Homélie pour l’Epiphanie, Paroisse Saint-Charles-de-Foucauld, Eglise Saint-François et Paroisse Saint-Martin, Roubaix, 3 et 4 janvier 2026.

Ils sont là les mages aux pieds de l’Enfant et de sa mère. Ils viennent de loin, de l’orient. Ils ont suivi l’étoile. Ils se prosternent et offrent leurs présents, l’or, l’encens et la myrrhe. 

Quelle belle histoire, si belle que nous attendons les mages avec impatience dans nos crèches revêtus de leurs atours. Nous leur avons donné des noms, Melchior, Gaspar et Balthazar. On leur attribue diverses origines, la Perse, l’Inde, l’Arabie ou on en fait des représentants des grands continents connus à l’époque : l’Europe, l’Asie, l’Afrique. Peu importe. Ils sont la figure des nations païennes, les représentant de l’humanité qui converge vers Bethléem et confesse le Christ Sauveur. Car, c’est bien cela que nous célébrons aujourd’hui. La naissance de Jésus était passée bien inaperçue, excepté pour les bergers des alentours instruits par les anges du ciel. Désormais, c’est le monde entier qui est là et qui rend hommage à l’Enfant-Dieu grâce auquel tous, nous pouvons devenir enfants de Dieu.

Les mages représentent l’humanité en quête de vérité.
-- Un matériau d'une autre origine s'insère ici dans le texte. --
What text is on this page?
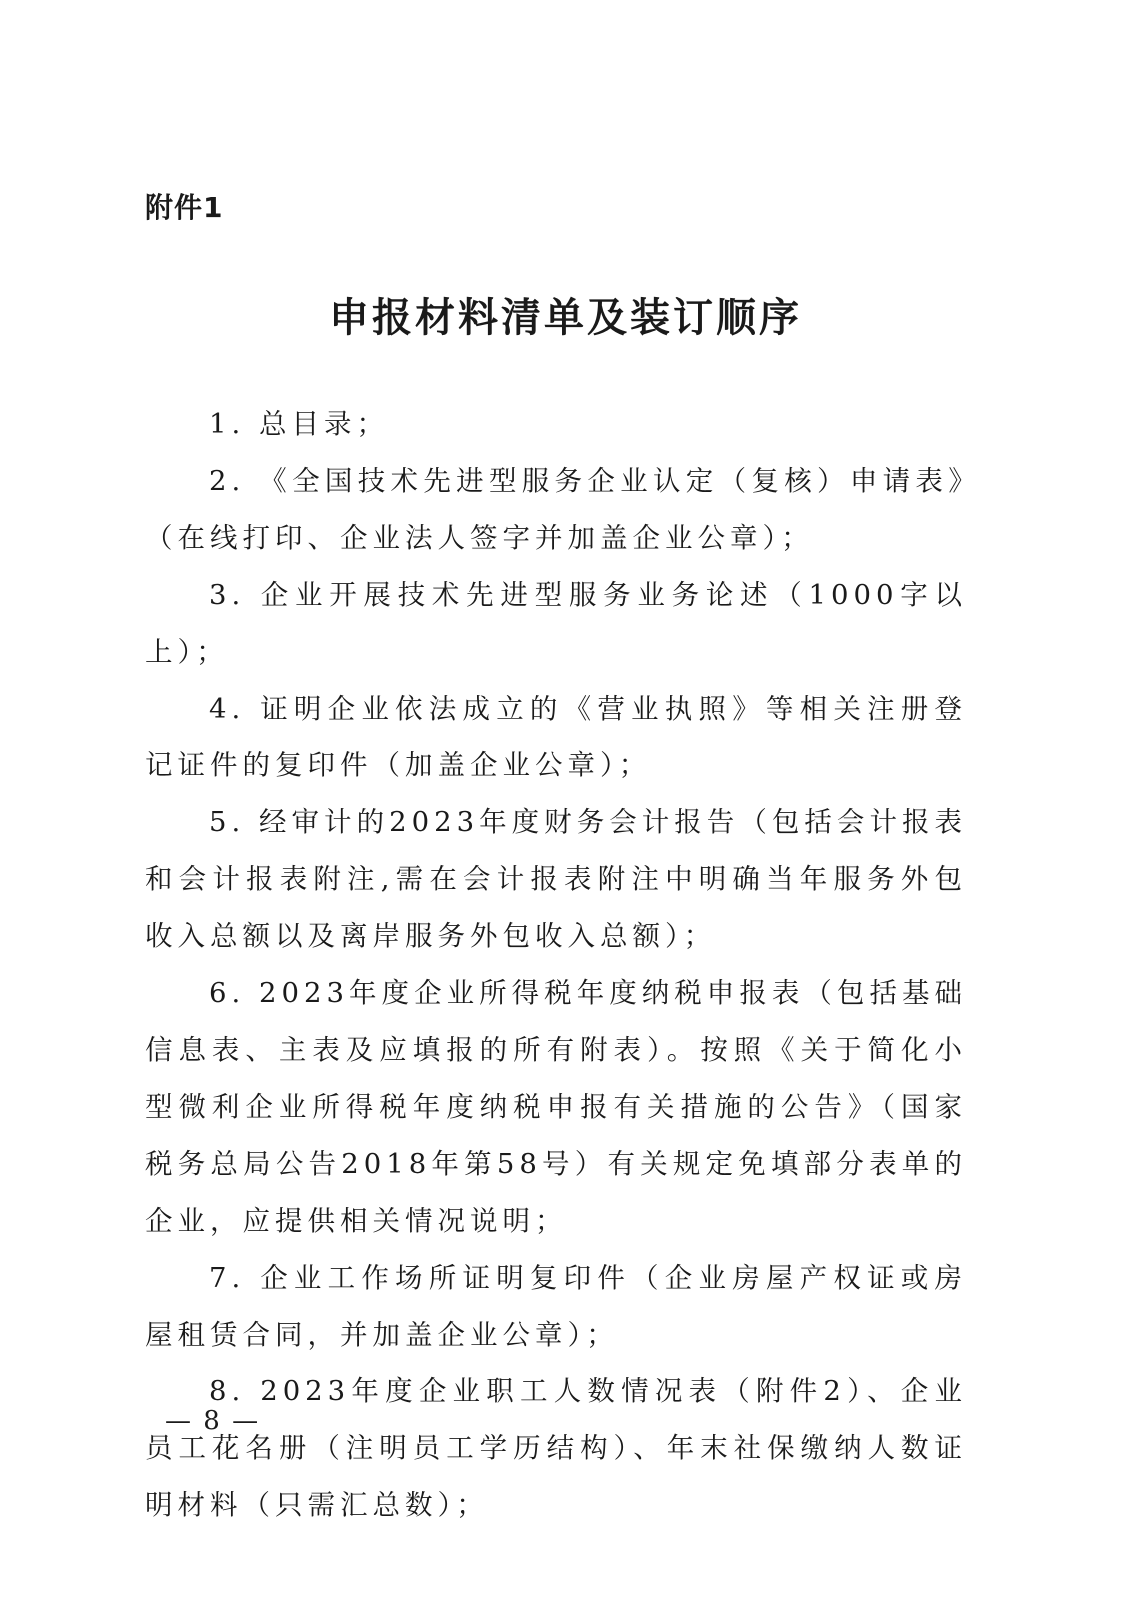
附件1
申报材料清单及装订顺序

1. 总目录；

2. 《全国技术先进型服务企业认定（复核）申请表》（在线打印、企业法人签字并加盖企业公章）；

3. 企业开展技术先进型服务业务论述（1000字以上）；

4. 证明企业依法成立的《营业执照》等相关注册登记证件的复印件（加盖企业公章）；

5. 经审计的2023年度财务会计报告（包括会计报表和会计报表附注,需在会计报表附注中明确当年服务外包收入总额以及离岸服务外包收入总额）；

6. 2023年度企业所得税年度纳税申报表（包括基础信息表、主表及应填报的所有附表）。按照《关于简化小型微利企业所得税年度纳税申报有关措施的公告》（国家税务总局公告2018年第58号）有关规定免填部分表单的企业，应提供相关情况说明；

7. 企业工作场所证明复印件（企业房屋产权证或房屋租赁合同，并加盖企业公章）；

8. 2023年度企业职工人数情况表（附件2）、企业员工花名册（注明员工学历结构）、年末社保缴纳人数证明材料（只需汇总数）；

— 8 —
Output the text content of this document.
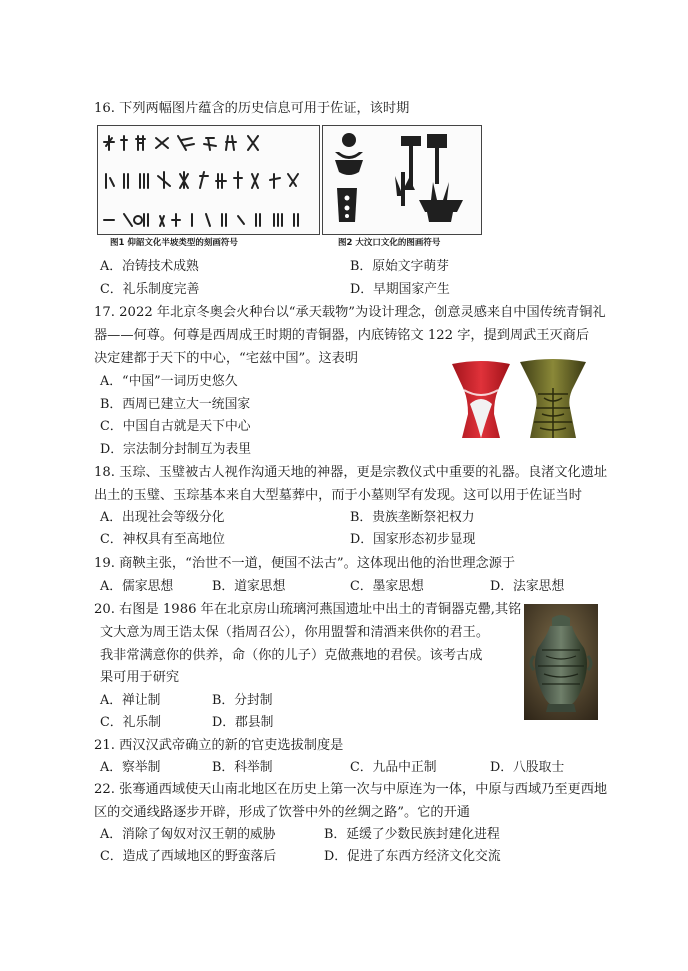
16. 下列两幅图片蕴含的历史信息可用于佐证，该时期
图1 仰韶文化半坡类型的刻画符号	图2 大汶口文化的图画符号
A．冶铸技术成熟	B．原始文字萌芽
C．礼乐制度完善	D．早期国家产生
17. 2022 年北京冬奥会火种台以“承天载物”为设计理念，创意灵感来自中国传统青铜礼
器——何尊。何尊是西周成王时期的青铜器，内底铸铭文 122 字，提到周武王灭商后
决定建都于天下的中心，“宅兹中国”。这表明
A．“中国”一词历史悠久
B．西周已建立大一统国家
C．中国自古就是天下中心
D．宗法制分封制互为表里
18. 玉琮、玉璧被古人视作沟通天地的神器，更是宗教仪式中重要的礼器。良渚文化遗址
出土的玉璧、玉琮基本来自大型墓葬中，而于小墓则罕有发现。这可以用于佐证当时
A．出现社会等级分化	B．贵族垄断祭祀权力
C．神权具有至高地位	D．国家形态初步显现
19. 商鞅主张，“治世不一道，便国不法古”。这体现出他的治世理念源于
A．儒家思想	B．道家思想	C．墨家思想	D．法家思想
20. 右图是 1986 年在北京房山琉璃河燕国遗址中出土的青铜器克罍,其铭
文大意为周王诰太保（指周召公），你用盟誓和清酒来供你的君王。
我非常满意你的供养，命（你的儿子）克做燕地的君侯。该考古成
果可用于研究
A．禅让制	B．分封制
C．礼乐制	D．郡县制
21. 西汉汉武帝确立的新的官吏选拔制度是
A．察举制	B．科举制	C．九品中正制	D．八股取士
22. 张骞通西域使天山南北地区在历史上第一次与中原连为一体，中原与西域乃至更西地
区的交通线路逐步开辟，形成了饮誉中外的丝绸之路”。它的开通
A．消除了匈奴对汉王朝的威胁	B．延缓了少数民族封建化进程
C．造成了西域地区的野蛮落后	D．促进了东西方经济文化交流
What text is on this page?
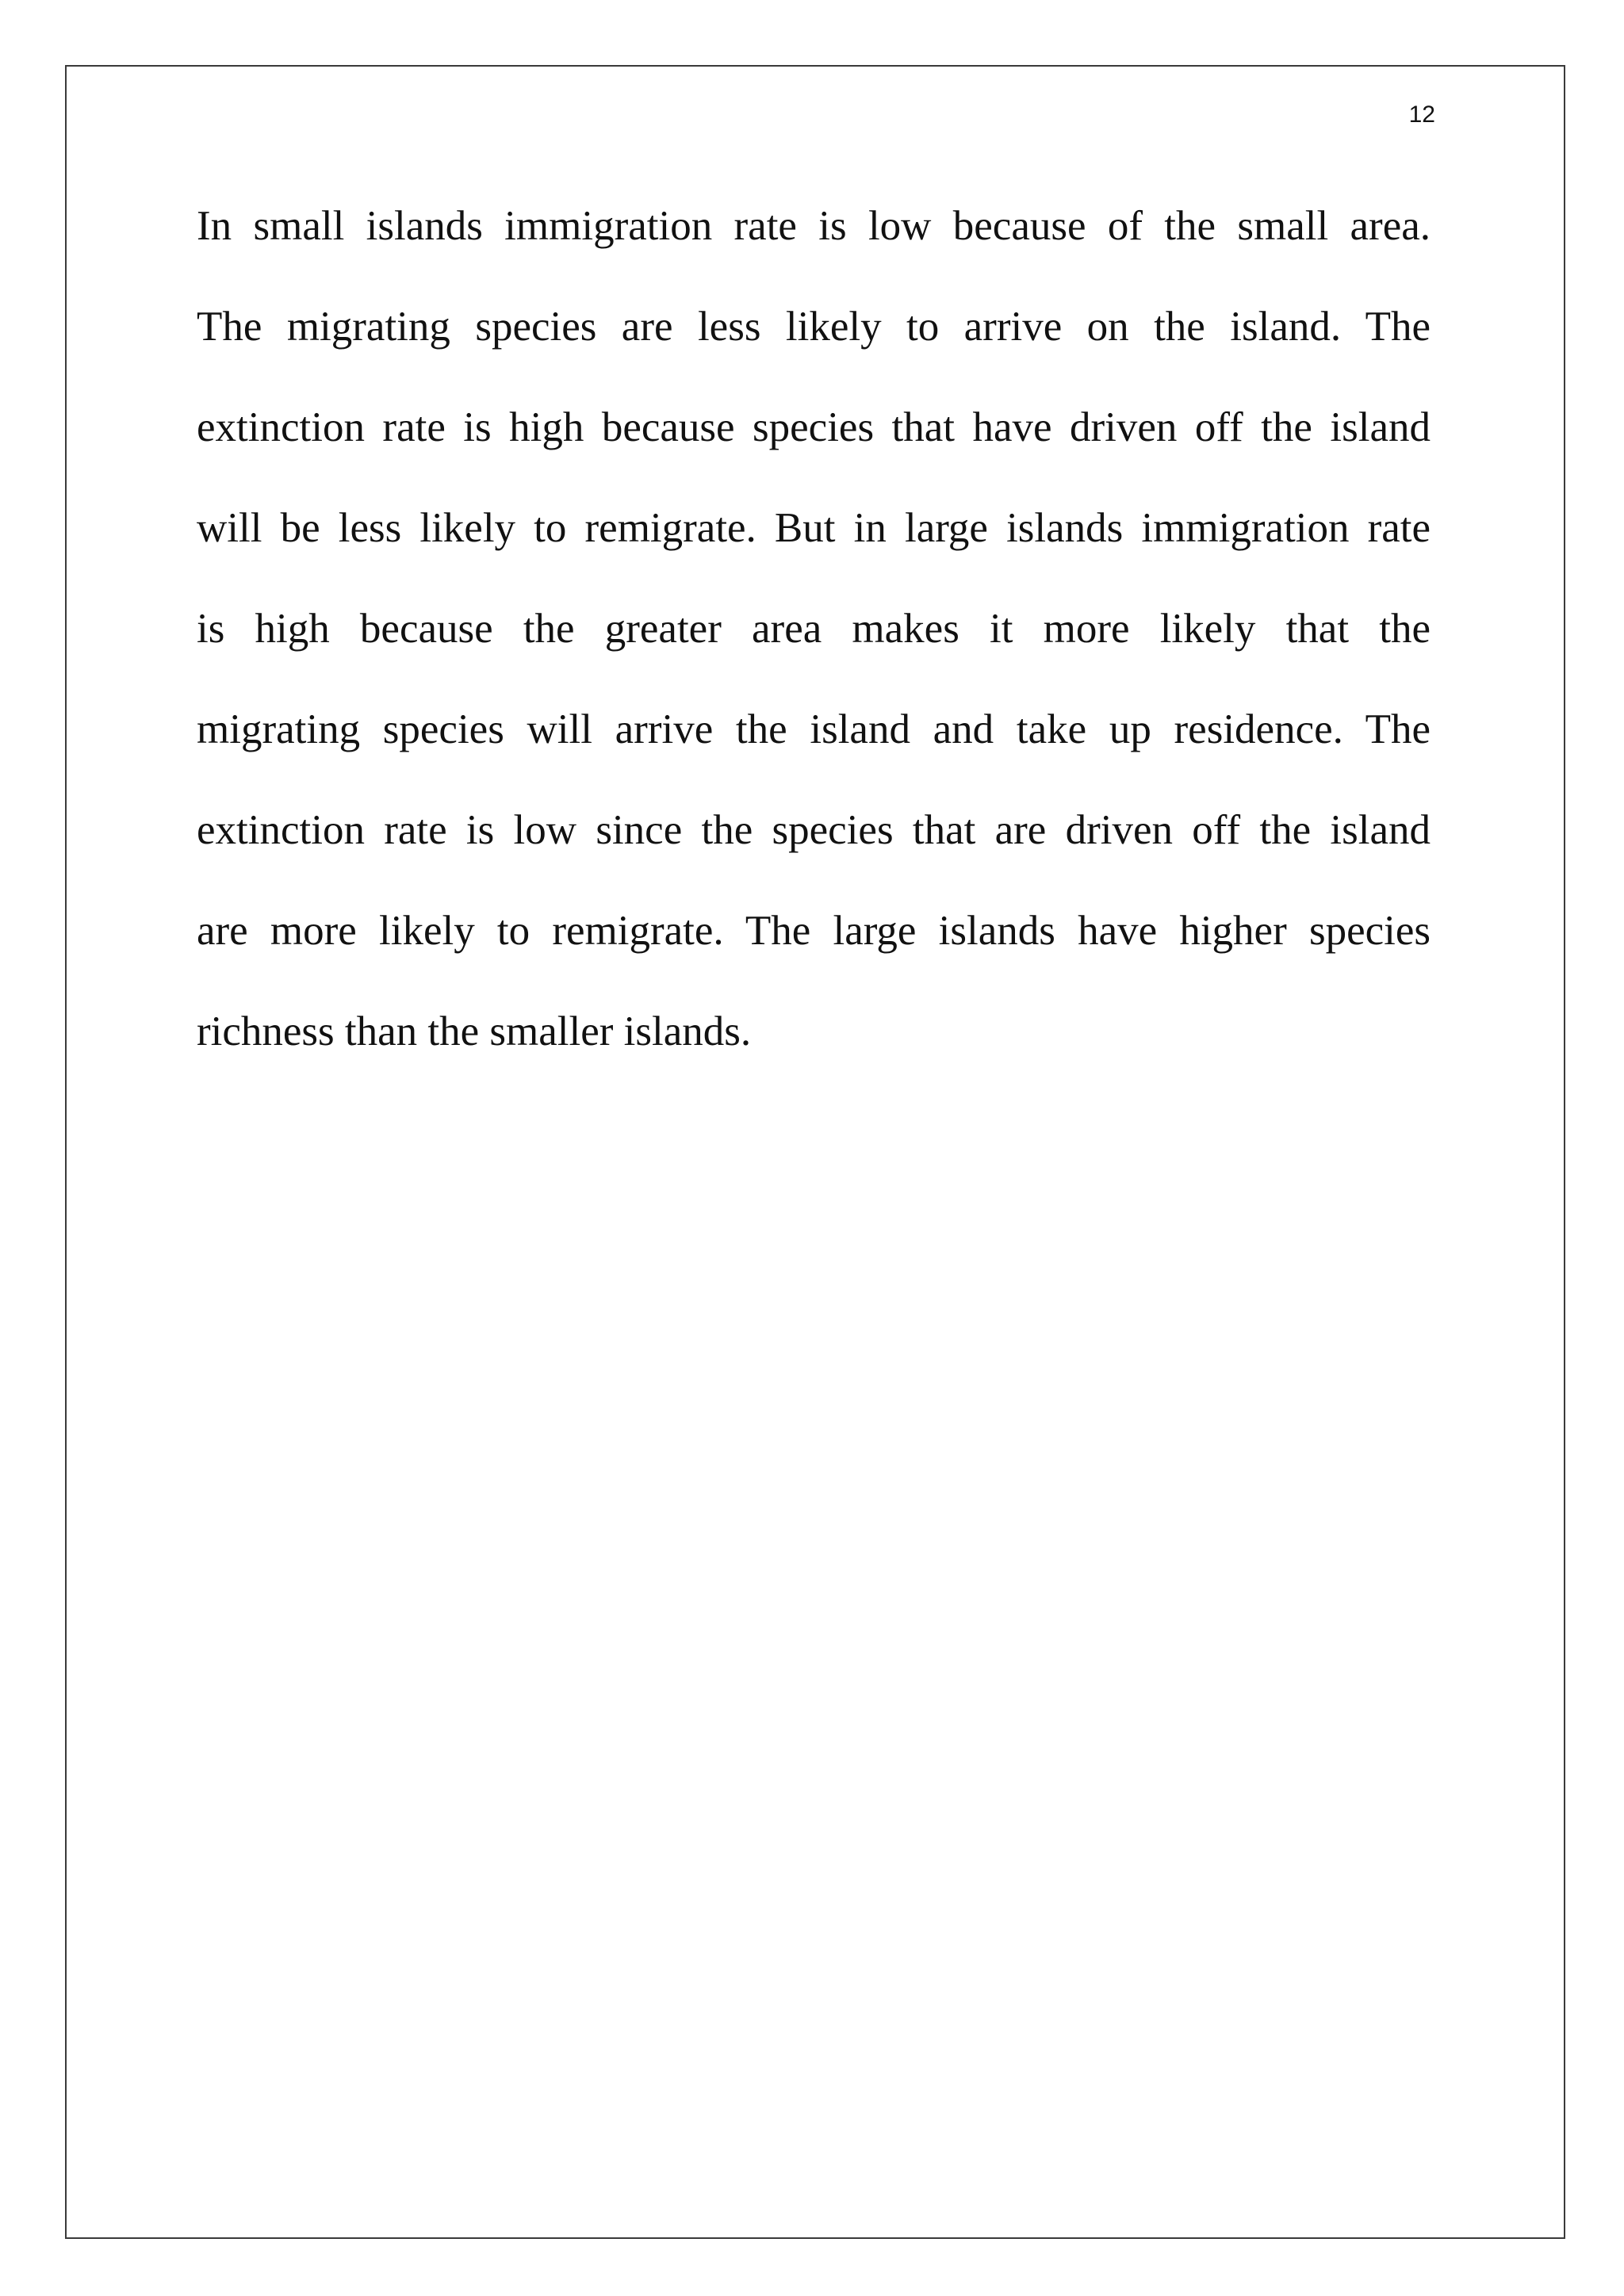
12

In small islands immigration rate is low because of the small area.
The migrating species are less likely to arrive on the island. The
extinction rate is high because species that have driven off the island
will be less likely to remigrate. But in large islands immigration rate
is high because the greater area makes it more likely that the
migrating species will arrive the island and take up residence. The
extinction rate is low since the species that are driven off the island
are more likely to remigrate. The large islands have higher species
richness than the smaller islands.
C’est la diversité des sagesses et des religions. C’est le besoin de repères, la recherche de sens qui caractérise tant d’hommes et de femmes d’aujourd’hui, surtout des jeunes, élevés en dehors de toute tradition. Comme chacun de nous, ils s’interrogent sur la vie, la mort, l’amour, la souffrance, le pourquoi du mal et de la violence. Peut-on être heureux ? Y-a-t-il une vie après la mort ? Dieu existe-t-il ? Qui a raison dans le grand concert des croyances ? Les questions ne manquent pas et nous les partageons avec nos contemporains. La réponse chrétienne est là devant nos yeux : c’est un petit enfant dans les bras de sa mère, Dieu fait homme, un Dieu qui nous invite à le suivre sur le chemin de l’humilité, un Fils qui nomme Dieu Père et s’en remettra à lui dans la confiance quand la violence aura raison de lui sur la croix. C’est lui que les mages adorent en offrant l’or au roi d’humilité, l’encens au Dieu, la myrrhe pour embaumer son corps supplicié dans l’attente de la résurrection. 

Père Bruno CAZIN, curé des Paroisses Saint-Martin et Saint-Charles-de-Foucauld, doyen de Roubaix.